Preparare una pastella abbastanza densa con farina, latte, sale, zucchero e Rhum. Sbucciare le mele, togliere il torsolo e tagliarle a fette sottili. Immergerle nella pastella poi friggerle in olio bollente. Servirle subito, cosparse di zucchero a velo.

These are wonderful, hot or cold. They reminded me of a sweet that my Nonna used to make, which she called 'frittelle'. It was pizza dough made into small flat pieces and fried in hot oil, then sprinkled with sugar. I loved them, but have not had them in years. My Nonna was from Caserta, vicinio di Napoli. Actually not Caserta, but a small town nearby called Puccianiello.

Wednesday, March 08, 2006

Human partnerships

From the NY Times article today on why men get married, then after a number of years, their gay identity emerges and they leave their wives for other men - the 'Brokeback Marriage'.

"Helen Fisher, a research anthropologist at Rutgers University, said in an interview that human partnerships are shaped by three independent neurochemical brain-body systems, responsible respectively for sexual attraction, romantic yearning and long-term attachment.

"The three systems are very fickle. They can act together, or they can act separately," Dr. Fisher said. This, she said, helps explain why people can be wildly sexually attracted to those they have no romantic interest in, and romantically drawn to — or permanently attached to — people who hold no sexual interest.
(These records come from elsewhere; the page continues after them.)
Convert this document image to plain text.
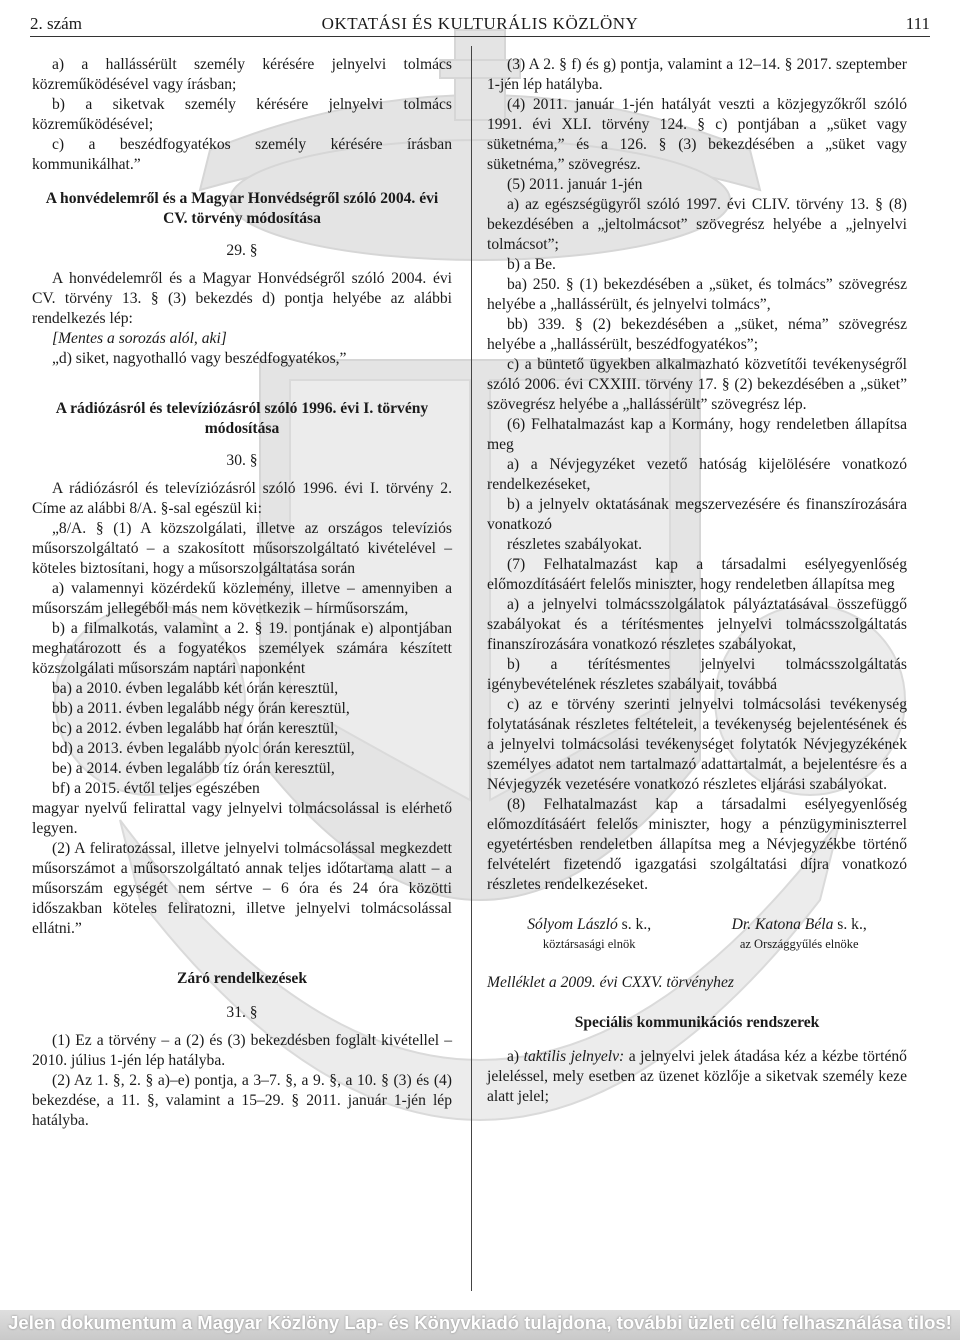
2. szám	OKTATÁSI ÉS KULTURÁLIS KÖZLÖNY	111

a) a hallássérült személy kérésére jelnyelvi tolmács közreműködésével vagy írásban;

b) a siketvak személy kérésére jelnyelvi tolmács közreműködésével;

c) a beszédfogyatékos személy kérésére írásban kommunikálhat.”

A honvédelemről és a Magyar Honvédségről szóló 2004. évi CV. törvény módosítása

29. §

A honvédelemről és a Magyar Honvédségről szóló 2004. évi CV. törvény 13. § (3) bekezdés d) pontja helyébe az alábbi rendelkezés lép:

[Mentes a sorozás alól, aki]

„d) siket, nagyothalló vagy beszédfogyatékos,”

A rádiózásról és televíziózásról szóló 1996. évi I. törvény módosítása

30. §

A rádiózásról és televíziózásról szóló 1996. évi I. törvény 2. Címe az alábbi 8/A. §-sal egészül ki:

„8/A. § (1) A közszolgálati, illetve az országos televíziós műsorszolgáltató – a szakosított műsorszolgáltató kivételével – köteles biztosítani, hogy a műsorszolgáltatása során

a) valamennyi közérdekű közlemény, illetve – amennyiben a műsorszám jellegéből más nem következik – hírműsorszám,

b) a filmalkotás, valamint a 2. § 19. pontjának e) alpontjában meghatározott és a fogyatékos személyek számára készített közszolgálati műsorszám naptári naponként

ba) a 2010. évben legalább két órán keresztül,

bb) a 2011. évben legalább négy órán keresztül,

bc) a 2012. évben legalább hat órán keresztül,

bd) a 2013. évben legalább nyolc órán keresztül,

be) a 2014. évben legalább tíz órán keresztül,

bf) a 2015. évtől teljes egészében

magyar nyelvű felirattal vagy jelnyelvi tolmácsolással is elérhető legyen.

(2) A feliratozással, illetve jelnyelvi tolmácsolással megkezdett műsorszámot a műsorszolgáltató annak teljes időtartama alatt – a műsorszám egységét nem sértve – 6 óra és 24 óra közötti időszakban köteles feliratozni, illetve jelnyelvi tolmácsolással ellátni.”

Záró rendelkezések

31. §

(1) Ez a törvény – a (2) és (3) bekezdésben foglalt kivétellel – 2010. július 1-jén lép hatályba.

(2) Az 1. §, 2. § a)–e) pontja, a 3–7. §, a 9. §, a 10. § (3) és (4) bekezdése, a 11. §, valamint a 15–29. § 2011. január 1-jén lép hatályba.

(3) A 2. § f) és g) pontja, valamint a 12–14. § 2017. szeptember 1-jén lép hatályba.

(4) 2011. január 1-jén hatályát veszti a közjegyzőkről szóló 1991. évi XLI. törvény 124. § c) pontjában a „süket vagy süketnéma,” és a 126. § (3) bekezdésében a „süket vagy süketnéma,” szövegrész.

(5) 2011. január 1-jén

a) az egészségügyről szóló 1997. évi CLIV. törvény 13. § (8) bekezdésében a „jeltolmácsot” szövegrész helyébe a „jelnyelvi tolmácsot”;

b) a Be.

ba) 250. § (1) bekezdésében a „süket, és tolmács” szövegrész helyébe a „hallássérült, és jelnyelvi tolmács”,

bb) 339. § (2) bekezdésében a „süket, néma” szövegrész helyébe a „hallássérült, beszédfogyatékos”;

c) a büntető ügyekben alkalmazható közvetítői tevékenységről szóló 2006. évi CXXIII. törvény 17. § (2) bekezdésében a „süket” szövegrész helyébe a „hallássérült” szövegrész lép.

(6) Felhatalmazást kap a Kormány, hogy rendeletben állapítsa meg

a) a Névjegyzéket vezető hatóság kijelölésére vonatkozó rendelkezéseket,

b) a jelnyelv oktatásának megszervezésére és finanszírozására vonatkozó

részletes szabályokat.

(7) Felhatalmazást kap a társadalmi esélyegyenlőség előmozdításáért felelős miniszter, hogy rendeletben állapítsa meg

a) a jelnyelvi tolmácsszolgálatok pályáztatásával összefüggő szabályokat és a térítésmentes jelnyelvi tolmácsszolgáltatás finanszírozására vonatkozó részletes szabályokat,

b) a térítésmentes jelnyelvi tolmácsszolgáltatás igénybevételének részletes szabályait, továbbá

c) az e törvény szerinti jelnyelvi tolmácsolási tevékenység folytatásának részletes feltételeit, a tevékenység bejelentésének és a jelnyelvi tolmácsolási tevékenységet folytatók Névjegyzékének személyes adatot nem tartalmazó adattartalmát, a bejelentésre és a Névjegyzék vezetésére vonatkozó részletes eljárási szabályokat.

(8) Felhatalmazást kap a társadalmi esélyegyenlőség előmozdításáért felelős miniszter, hogy a pénzügyminiszterrel egyetértésben rendeletben állapítsa meg a Névjegyzékbe történő felvételért fizetendő igazgatási szolgáltatási díjra vonatkozó részletes rendelkezéseket.

Sólyom László s. k.,
köztársasági elnök
Dr. Katona Béla s. k.,
az Országgyűlés elnöke

Melléklet a 2009. évi CXXV. törvényhez

Speciális kommunikációs rendszerek

a) taktilis jelnyelv: a jelnyelvi jelek átadása kéz a kézbe történő jeleléssel, mely esetben az üzenet közlője a siketvak személy keze alatt jelel;

Jelen dokumentum a Magyar Közlöny Lap- és Könyvkiadó tulajdona, további üzleti célú felhasználása tilos!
"Once the system is triggered, it's so chemically powerful that you can easily overlook everything about that person that doesn't work for you," Dr. Fisher said. "Even straight people have fallen in love with people they could never make a life with," she said."

Monday, March 06, 2006

Shared misery

From the 'Modern Love' column in this past Sunday's NY Times':

"My head held high, I passed them, noting, with satisfaction, as I did, that they were neither holding hands nor standing particularly near each other. I thought about happiness, about how shared misery wasn't the same thing as intimacy.
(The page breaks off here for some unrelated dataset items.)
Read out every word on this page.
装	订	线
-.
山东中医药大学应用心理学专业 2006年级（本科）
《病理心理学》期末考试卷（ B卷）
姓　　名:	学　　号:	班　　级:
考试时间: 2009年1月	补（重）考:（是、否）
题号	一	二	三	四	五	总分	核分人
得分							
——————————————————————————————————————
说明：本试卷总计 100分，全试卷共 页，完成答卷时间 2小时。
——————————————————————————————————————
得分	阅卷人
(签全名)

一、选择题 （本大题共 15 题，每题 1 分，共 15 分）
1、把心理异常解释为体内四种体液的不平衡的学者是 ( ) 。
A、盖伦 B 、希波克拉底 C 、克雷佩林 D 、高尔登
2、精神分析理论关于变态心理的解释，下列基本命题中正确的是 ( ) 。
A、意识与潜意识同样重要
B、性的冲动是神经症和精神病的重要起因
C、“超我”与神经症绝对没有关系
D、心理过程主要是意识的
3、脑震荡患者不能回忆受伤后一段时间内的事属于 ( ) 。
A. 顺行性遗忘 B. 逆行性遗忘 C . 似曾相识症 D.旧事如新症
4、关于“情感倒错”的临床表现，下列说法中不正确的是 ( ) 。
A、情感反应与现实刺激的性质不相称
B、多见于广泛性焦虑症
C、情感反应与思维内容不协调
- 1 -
"I had yet to entertain the much more radical notion that perhaps they weren't miserable, that whatever their difficulties (and clearly they had them) there might be something there worth preserving, that relationships were complex, imperfect systems. And that people were imperfect, that you might not have to be perfect to be loved, that you could be loved in spite of your imperfections or sometimes even because of them".

Thursday, March 02, 2006

it may not always be so; and i say

it may not always be so;and i say
that if your lips,which i have loved,should touch
another's,and your dear strong fingers clutch
his heart,as mine in time not far away;
if on another's face your sweet hair lay
in such a silence as i know,or such
great writhing words as,uttering overmuch,
stand helplessly before the spirit at bay;

if this should be,i say if this should be-
you of my heart,send me a little word;
that i may go unto him,and take his hands,
saying,Accept all happiness from me.
Then shall i turn my face,and hear one bird
sing terribly afar in the lost lands.